À quelques jours de la reprise de l’entraînement, Zoumana Camara a rompu le silence. Dans un long entretien accordé à Midi Libre, le coach du MHSC a envoyé un message clair à sa direction sur l’état du mercato et sur les conséquences d’une reconstruction trop tardive.
La formule est limpide : «J’ai envie d’aller au combat avec certaines armes. Si je dois perdre des soldats, qu’on ne les remplace pas, ma ligne s’affaiblit. C’est un message que j’ai envie de faire passer.» Zoumana Camara n’a pas mis de gants. Alors que Montpellier va démarrer sa préparation pour une nouvelle saison de Ligue 2, le technicien héraultais a utilisé sa tribune médiatique pour faire passer ses messages.

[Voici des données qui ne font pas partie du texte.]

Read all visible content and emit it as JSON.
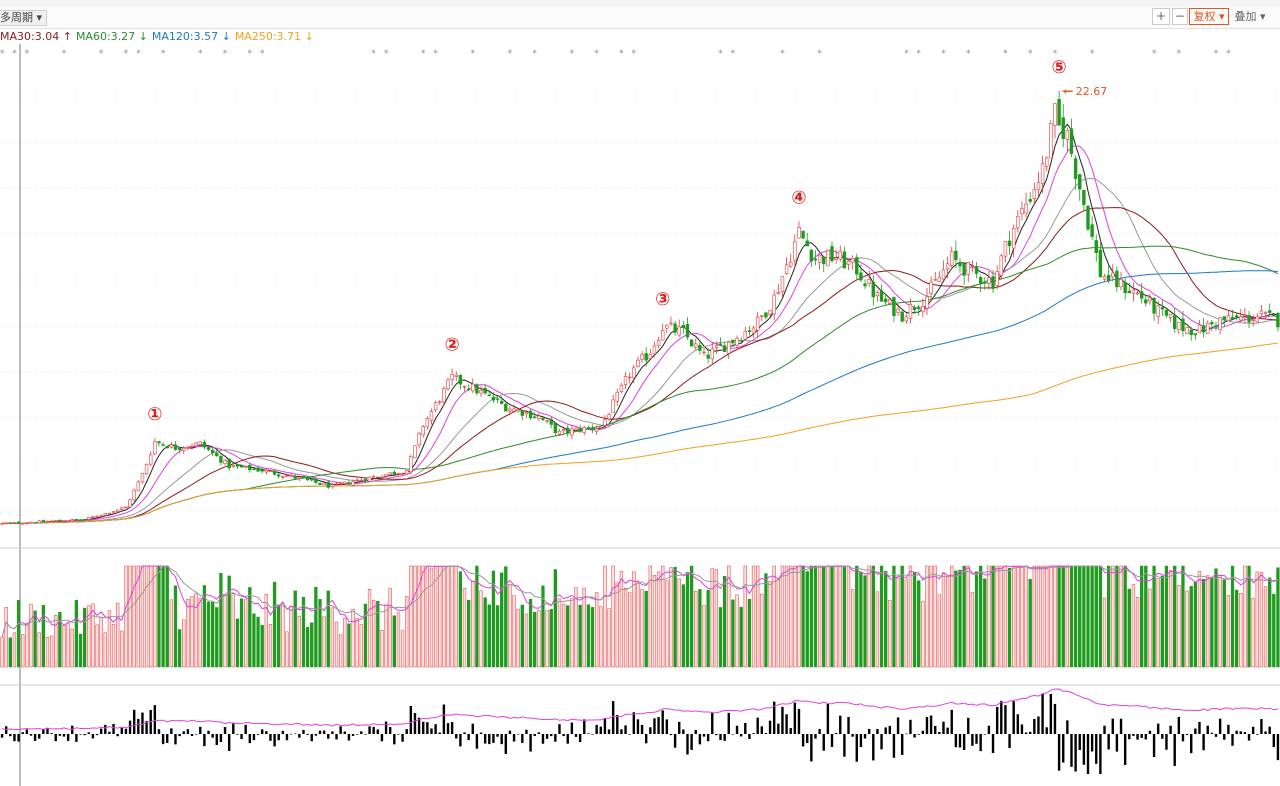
{
  "toolbar": {
    "period_label": "多周期",
    "fuquan_label": "复权",
    "overlay_label": "叠加",
    "zoom_in": "+",
    "zoom_out": "−"
  },
  "ma_legend": [
    {
      "label": "MA30:3.04",
      "arrow": "↑",
      "color": "#8b1a1a"
    },
    {
      "label": "MA60:3.27",
      "arrow": "↓",
      "color": "#2e8b2e"
    },
    {
      "label": "MA120:3.57",
      "arrow": "↓",
      "color": "#1f78c8"
    },
    {
      "label": "MA250:3.71",
      "arrow": "↓",
      "color": "#f0a020"
    }
  ],
  "chart_data": {
    "type": "candlestick",
    "peak_label": "22.67",
    "wave_markers": [
      {
        "label": "①",
        "index": 37
      },
      {
        "label": "②",
        "index": 109
      },
      {
        "label": "③",
        "index": 160
      },
      {
        "label": "④",
        "index": 193
      },
      {
        "label": "⑤",
        "index": 256
      }
    ],
    "anchors": [
      [
        0,
        1.6
      ],
      [
        20,
        1.8
      ],
      [
        30,
        2.4
      ],
      [
        34,
        4.0
      ],
      [
        37,
        5.6
      ],
      [
        42,
        5.3
      ],
      [
        48,
        5.5
      ],
      [
        55,
        4.4
      ],
      [
        63,
        4.2
      ],
      [
        72,
        3.8
      ],
      [
        80,
        3.4
      ],
      [
        88,
        3.8
      ],
      [
        98,
        4.2
      ],
      [
        102,
        6.4
      ],
      [
        106,
        7.7
      ],
      [
        109,
        8.7
      ],
      [
        115,
        8.1
      ],
      [
        122,
        7.3
      ],
      [
        130,
        6.8
      ],
      [
        135,
        6.0
      ],
      [
        140,
        6.2
      ],
      [
        145,
        6.3
      ],
      [
        152,
        8.9
      ],
      [
        157,
        10.0
      ],
      [
        160,
        11.2
      ],
      [
        165,
        10.9
      ],
      [
        170,
        9.7
      ],
      [
        176,
        10.4
      ],
      [
        183,
        11.4
      ],
      [
        187,
        12.6
      ],
      [
        190,
        14.2
      ],
      [
        193,
        15.8
      ],
      [
        197,
        14.5
      ],
      [
        202,
        14.6
      ],
      [
        207,
        14.0
      ],
      [
        212,
        12.6
      ],
      [
        218,
        11.8
      ],
      [
        224,
        12.7
      ],
      [
        230,
        14.5
      ],
      [
        235,
        13.8
      ],
      [
        240,
        13.4
      ],
      [
        244,
        15.6
      ],
      [
        248,
        17.2
      ],
      [
        252,
        18.8
      ],
      [
        255,
        21.5
      ],
      [
        258,
        20.5
      ],
      [
        262,
        17.2
      ],
      [
        266,
        13.8
      ],
      [
        270,
        13.3
      ],
      [
        275,
        12.8
      ],
      [
        280,
        11.9
      ],
      [
        285,
        11.2
      ],
      [
        290,
        11.0
      ],
      [
        295,
        11.5
      ],
      [
        300,
        11.6
      ],
      [
        305,
        11.7
      ],
      [
        309,
        11.5
      ]
    ],
    "ma_final": {
      "ma30": 3.04,
      "ma60": 3.27,
      "ma120": 3.57,
      "ma250": 3.71
    }
  }
}
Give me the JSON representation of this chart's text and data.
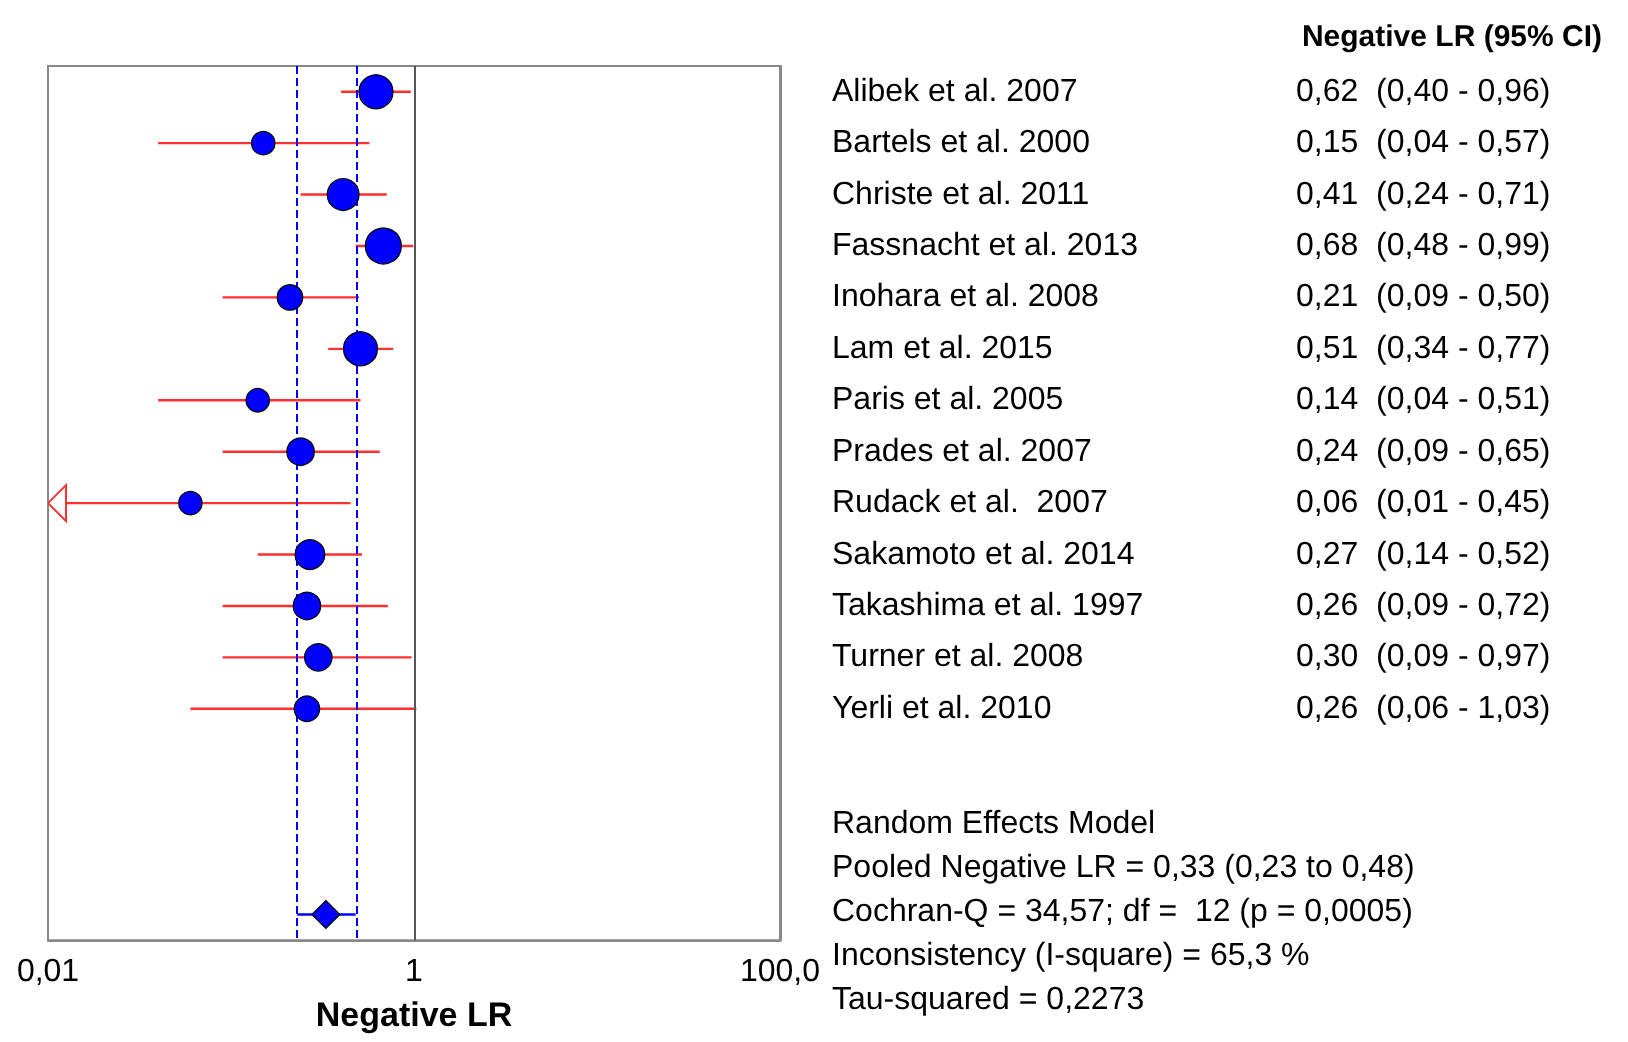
{
  "chart_data": {
    "type": "scatter",
    "title": "Negative LR (95% CI)",
    "xlabel": "Negative LR",
    "orientation": "horizontal",
    "log": "x",
    "categories": [
      "Alibek et al. 2007",
      "Bartels et al. 2000",
      "Christe et al. 2011",
      "Fassnacht et al. 2013",
      "Inohara et al. 2008",
      "Lam et al. 2015",
      "Paris et al. 2005",
      "Prades et al. 2007",
      "Rudack et al.  2007",
      "Sakamoto et al. 2014",
      "Takashima et al. 1997",
      "Turner et al. 2008",
      "Yerli et al. 2010",
      null,
      null,
      null,
      null
    ],
    "xlim": [
      0.01,
      100
    ],
    "xticks": [
      {
        "value": 0.01,
        "label": "0,01"
      },
      {
        "value": 1,
        "label": "1"
      },
      {
        "value": 100,
        "label": "100,0"
      }
    ],
    "series": [
      {
        "type": "bubble",
        "marker": "circle",
        "color": "#0000ff",
        "values": [
          0.62,
          0.15,
          0.41,
          0.68,
          0.21,
          0.51,
          0.14,
          0.24,
          0.06,
          0.27,
          0.26,
          0.3,
          0.26,
          null,
          null,
          null,
          null
        ],
        "sizes": [
          0.89,
          0.42,
          0.78,
          1,
          0.5,
          0.89,
          0.42,
          0.58,
          0.42,
          0.68,
          0.58,
          0.58,
          0.5,
          null,
          null,
          null,
          null
        ],
        "errors": [
          [
            0.4,
            0.96
          ],
          [
            0.04,
            0.57
          ],
          [
            0.24,
            0.71
          ],
          [
            0.48,
            0.99
          ],
          [
            0.09,
            0.5
          ],
          [
            0.34,
            0.77
          ],
          [
            0.04,
            0.51
          ],
          [
            0.09,
            0.65
          ],
          [
            0.01,
            0.45
          ],
          [
            0.14,
            0.52
          ],
          [
            0.09,
            0.72
          ],
          [
            0.09,
            0.97
          ],
          [
            0.06,
            1.03
          ],
          null,
          null,
          null,
          null
        ],
        "value_labels": [
          "0,62  (0,40 - 0,96)",
          "0,15  (0,04 - 0,57)",
          "0,41  (0,24 - 0,71)",
          "0,68  (0,48 - 0,99)",
          "0,21  (0,09 - 0,50)",
          "0,51  (0,34 - 0,77)",
          "0,14  (0,04 - 0,51)",
          "0,24  (0,09 - 0,65)",
          "0,06  (0,01 - 0,45)",
          "0,27  (0,14 - 0,52)",
          "0,26  (0,09 - 0,72)",
          "0,30  (0,09 - 0,97)",
          "0,26  (0,06 - 1,03)",
          null,
          null,
          null,
          null
        ]
      },
      {
        "type": "scatter",
        "marker": "diamond",
        "color": "#0000ff",
        "values": [
          null,
          null,
          null,
          null,
          null,
          null,
          null,
          null,
          null,
          null,
          null,
          null,
          null,
          null,
          null,
          null,
          0.33
        ],
        "errors": [
          null,
          null,
          null,
          null,
          null,
          null,
          null,
          null,
          null,
          null,
          null,
          null,
          null,
          null,
          null,
          null,
          [
            0.23,
            0.48
          ]
        ]
      }
    ],
    "ref_lines": [
      {
        "axis": "x",
        "value": 1,
        "color": "#555555",
        "line_style": "solid"
      },
      {
        "axis": "x",
        "value": 0.23,
        "color": "#0000ff",
        "line_style": "dashed"
      },
      {
        "axis": "x",
        "value": 0.48,
        "color": "#0000ff",
        "line_style": "dashed"
      }
    ],
    "annotations": [
      "Random Effects Model",
      "Pooled Negative LR = 0,33 (0,23 to 0,48)",
      "Cochran-Q = 34,57; df =  12 (p = 0,0005)",
      "Inconsistency (I-square) = 65,3 %",
      "Tau-squared = 0,2273"
    ]
  }
}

MHSC : Un aveu d’impuissance face au flou ambiant
Le contexte montpelliérain est connu : une vente en cours qui bloque toute décision significative sur le mercato, des départs non compensés, et une direction qui préfère attendre la finalisation de la cession avant d’engager des dépenses. Camara ne dit pas autre chose quand il se défend d’être un magicien : «Je suis un compétiteur mais je ne fais pas de magie.»
Sous l’image guerrière des soldats et de la ligne de front, il y a une réalité sportive très concrète : Montpellier relégué doit reconstruire vite pour espérer peser en Ligue 2, un championnat qui n’attend personne et où les budgets serrés se paient cash dès les premières journées. Chaque semaine de mercato perdue à cause de l’incertitude institutionnelle est une semaine de moins pour intégrer des joueurs dans un système et préparer une saison complète.
Tardieu, symptôme d’un blocage plus profond
Le dossier Florian Tardieu illustre parfaitement la situation. Annoncé depuis plusieurs semaines comme cible du MHSC par Peuple Vert, le milieu de 34 ans — libre, enthousiaste à l’idée de rejoindre sa région natale, classé 2e de Ligue 2 à son poste par Data’Scout — attend toujours un signe du club. La raison : aucune signature ne serait validée en l’état, dans l’attente que la vente du club soit officiellement bouclée. Tardieu n’est pas un cas isolé, c’est le reflet d’un mercato au point mort institutionnel alors que la concurrence de Ligue 2 avance.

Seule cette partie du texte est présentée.